Democratic Congressman Alcee Hastings of Florida reportedly settled a sexual harassment case back in 2014.  His accuser was rewarded $220,000 from the Treasury Department.   In other words, it was funded by taxpayers.
For the record:  Hastings denies both the harassment and the settlement.

So far, I haven't seen any reaction from Nancy Pelosi.

(Alcee Hastings)
- 1:26 PM, 11 December 2017   [link]

This Latest Terrorist Doesn't Appear To Be Competent:  For which we may be grateful.
An ISIS-inspired would-be suicide bomber set off a homemade explosive device at the Port Authority Bus Terminal subway station Monday morning, seriously wounding himself and injuring three others, law enforcement sources said.

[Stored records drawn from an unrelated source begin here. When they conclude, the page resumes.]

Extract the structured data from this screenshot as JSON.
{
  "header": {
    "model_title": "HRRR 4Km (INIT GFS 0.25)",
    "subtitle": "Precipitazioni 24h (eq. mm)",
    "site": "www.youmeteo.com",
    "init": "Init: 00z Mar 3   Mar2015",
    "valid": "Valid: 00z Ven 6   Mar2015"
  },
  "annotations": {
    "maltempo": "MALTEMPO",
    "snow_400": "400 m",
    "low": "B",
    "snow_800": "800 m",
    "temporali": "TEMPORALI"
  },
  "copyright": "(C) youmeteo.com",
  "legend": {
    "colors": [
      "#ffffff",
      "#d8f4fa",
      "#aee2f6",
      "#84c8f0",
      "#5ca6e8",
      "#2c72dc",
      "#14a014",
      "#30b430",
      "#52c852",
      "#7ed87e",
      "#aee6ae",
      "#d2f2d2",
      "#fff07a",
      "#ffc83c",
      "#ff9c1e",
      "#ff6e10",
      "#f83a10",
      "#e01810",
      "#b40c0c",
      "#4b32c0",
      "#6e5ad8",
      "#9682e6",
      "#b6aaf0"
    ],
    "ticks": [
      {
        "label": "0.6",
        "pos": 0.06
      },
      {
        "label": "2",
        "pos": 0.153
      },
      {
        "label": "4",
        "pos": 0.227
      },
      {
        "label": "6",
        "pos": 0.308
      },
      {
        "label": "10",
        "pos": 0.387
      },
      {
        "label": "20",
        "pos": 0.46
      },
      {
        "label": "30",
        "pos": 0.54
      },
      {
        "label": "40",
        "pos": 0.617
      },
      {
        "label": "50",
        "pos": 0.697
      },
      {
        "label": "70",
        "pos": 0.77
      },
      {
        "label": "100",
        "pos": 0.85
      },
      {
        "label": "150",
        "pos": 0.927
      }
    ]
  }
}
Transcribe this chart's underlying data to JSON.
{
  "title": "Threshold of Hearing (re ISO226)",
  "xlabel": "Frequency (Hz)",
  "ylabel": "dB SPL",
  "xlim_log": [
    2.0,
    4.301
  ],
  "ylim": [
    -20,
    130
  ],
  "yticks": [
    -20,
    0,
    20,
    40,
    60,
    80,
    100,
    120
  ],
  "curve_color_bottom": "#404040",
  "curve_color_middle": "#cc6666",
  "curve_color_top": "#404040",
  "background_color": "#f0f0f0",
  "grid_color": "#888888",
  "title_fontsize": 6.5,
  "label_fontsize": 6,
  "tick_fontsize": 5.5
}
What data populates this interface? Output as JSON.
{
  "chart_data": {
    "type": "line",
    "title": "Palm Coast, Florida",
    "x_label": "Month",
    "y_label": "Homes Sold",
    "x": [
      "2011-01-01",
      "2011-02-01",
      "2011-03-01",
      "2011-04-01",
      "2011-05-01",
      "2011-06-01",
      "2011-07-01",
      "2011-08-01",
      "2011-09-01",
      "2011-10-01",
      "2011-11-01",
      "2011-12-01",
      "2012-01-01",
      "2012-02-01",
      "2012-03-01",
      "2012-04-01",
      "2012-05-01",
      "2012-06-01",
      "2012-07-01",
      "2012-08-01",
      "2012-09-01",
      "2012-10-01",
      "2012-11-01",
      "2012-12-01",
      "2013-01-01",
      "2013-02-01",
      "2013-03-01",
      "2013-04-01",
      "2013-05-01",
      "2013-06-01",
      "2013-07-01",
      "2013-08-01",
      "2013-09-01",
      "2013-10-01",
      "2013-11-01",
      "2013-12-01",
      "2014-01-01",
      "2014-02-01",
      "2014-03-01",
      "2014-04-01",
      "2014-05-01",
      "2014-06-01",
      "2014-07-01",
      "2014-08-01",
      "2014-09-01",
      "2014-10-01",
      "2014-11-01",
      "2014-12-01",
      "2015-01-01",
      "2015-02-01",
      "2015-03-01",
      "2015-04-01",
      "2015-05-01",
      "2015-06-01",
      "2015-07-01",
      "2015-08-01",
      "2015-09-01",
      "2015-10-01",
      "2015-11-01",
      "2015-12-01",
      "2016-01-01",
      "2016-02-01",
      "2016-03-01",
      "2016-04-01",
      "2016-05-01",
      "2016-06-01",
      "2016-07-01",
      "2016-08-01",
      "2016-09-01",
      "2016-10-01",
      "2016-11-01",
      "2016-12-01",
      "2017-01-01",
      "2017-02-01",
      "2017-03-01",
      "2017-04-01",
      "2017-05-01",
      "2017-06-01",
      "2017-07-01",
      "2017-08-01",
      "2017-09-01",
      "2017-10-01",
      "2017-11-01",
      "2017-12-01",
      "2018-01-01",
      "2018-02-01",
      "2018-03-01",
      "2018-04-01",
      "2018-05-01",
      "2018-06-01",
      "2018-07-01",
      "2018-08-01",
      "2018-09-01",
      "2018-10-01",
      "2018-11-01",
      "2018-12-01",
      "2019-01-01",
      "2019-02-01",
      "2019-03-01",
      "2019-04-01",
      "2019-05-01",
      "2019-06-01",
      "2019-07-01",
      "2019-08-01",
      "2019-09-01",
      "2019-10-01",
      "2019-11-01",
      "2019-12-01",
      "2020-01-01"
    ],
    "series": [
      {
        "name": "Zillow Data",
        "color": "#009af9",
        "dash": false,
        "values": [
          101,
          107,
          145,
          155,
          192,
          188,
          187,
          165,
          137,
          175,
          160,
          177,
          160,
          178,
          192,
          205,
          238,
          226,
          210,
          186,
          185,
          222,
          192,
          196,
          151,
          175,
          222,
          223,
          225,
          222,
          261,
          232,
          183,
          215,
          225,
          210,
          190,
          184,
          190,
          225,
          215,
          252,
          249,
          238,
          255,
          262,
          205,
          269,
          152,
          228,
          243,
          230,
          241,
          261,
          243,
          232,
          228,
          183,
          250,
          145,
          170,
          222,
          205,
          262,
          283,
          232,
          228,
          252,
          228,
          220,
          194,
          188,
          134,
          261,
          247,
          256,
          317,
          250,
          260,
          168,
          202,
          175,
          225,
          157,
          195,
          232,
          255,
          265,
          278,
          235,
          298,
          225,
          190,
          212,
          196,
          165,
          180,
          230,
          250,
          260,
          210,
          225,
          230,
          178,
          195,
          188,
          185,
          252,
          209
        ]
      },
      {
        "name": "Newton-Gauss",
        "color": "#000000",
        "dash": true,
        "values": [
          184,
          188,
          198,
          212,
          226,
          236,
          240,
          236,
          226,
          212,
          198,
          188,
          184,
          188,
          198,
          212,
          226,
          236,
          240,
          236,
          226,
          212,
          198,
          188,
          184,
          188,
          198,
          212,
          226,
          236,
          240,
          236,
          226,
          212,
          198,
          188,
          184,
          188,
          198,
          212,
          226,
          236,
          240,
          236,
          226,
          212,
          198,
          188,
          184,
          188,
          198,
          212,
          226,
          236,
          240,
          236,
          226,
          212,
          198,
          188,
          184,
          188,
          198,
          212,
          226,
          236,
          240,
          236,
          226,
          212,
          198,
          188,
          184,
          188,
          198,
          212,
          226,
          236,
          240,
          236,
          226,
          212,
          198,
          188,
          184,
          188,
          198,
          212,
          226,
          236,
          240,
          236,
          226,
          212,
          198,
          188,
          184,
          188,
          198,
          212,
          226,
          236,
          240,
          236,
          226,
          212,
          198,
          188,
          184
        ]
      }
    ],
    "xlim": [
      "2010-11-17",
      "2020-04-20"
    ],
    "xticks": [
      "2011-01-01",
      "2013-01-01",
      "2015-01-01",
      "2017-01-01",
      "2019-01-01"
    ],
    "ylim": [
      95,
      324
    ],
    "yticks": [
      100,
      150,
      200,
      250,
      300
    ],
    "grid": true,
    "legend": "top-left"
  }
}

The man — a 27-year-old Brooklyn man identified by high ranking police sources as Akayed Ullah — had wires attached to him and a 5-inch metal pipe bomb and battery pack strapped to his midsection as he walked through the Manhattan transit hub.
According to the police, Ullah has been in the United States for seven years, which suggests to me that he may have become radicalized here.

As I have said from time to time, to know us isn't necessarily to love us.

So far, I haven't seen anything on his immigration status, or why he was permitted to come here originally, though I would guess that he didn't come on an H1-B visa.
- 1:03 PM, 11 December 2017   [link]

It's Foggy Down Here, But Clear Above The Fog:  So the Mt. Rainier cameras are showing some lovely scenes.  (And the Mt. St. Helens cameras may do the same later this afternoon.)

As I write, you can see a good view of Mt. Adams from the Muir camera.

The weather forecasters are predicting that this inversion, unusual for Decembers here, will last a few more days.
- 10:29 AM, 11 December 2017   [link]

Today's "Pepper . . . And Salt" is amusing.
- 10:11 AM, 11 December 2017   [link]

It Is Probably Just A Coincidence:  But in recent weeks, local TV stations have run these three movies:   All the King's Men (2006 version), The Caine Mutiny, and The Manchurian Candidate.

In order, a movie about a corrupt demagogue with strong appeal to poor Southern whites, a movie about a leader who cracks up under pressure, and a movie about an American who is a Russian agent.

As I said, it is probably just a coincidence.
- 5:41 PM, 10 December 2017   [link]

Dour George Will Finds Reasons For Hilarity in this last year's events.

For instance.
Washington's subway banned a civil liberties group's ad consisting entirely of the text of the First Amendment, which ostensibly violated the rule against ads "intended to influence members of the public regarding an issue on which there are varying opinions."
Now that is almost too perfect.

(Will has reasons to be dour.)
- 3:03 PM, 10 December 2017   [link]

This Week's Collection Of Political Cartoons from Politico.

My favorites:  Gustavo Rodriguez's Kim, Michael Ramirez's Kim, and Ramirez's Palestinian.

(The fourth cartoon, by Jeff Danziger, comes awfully close to bigotry.)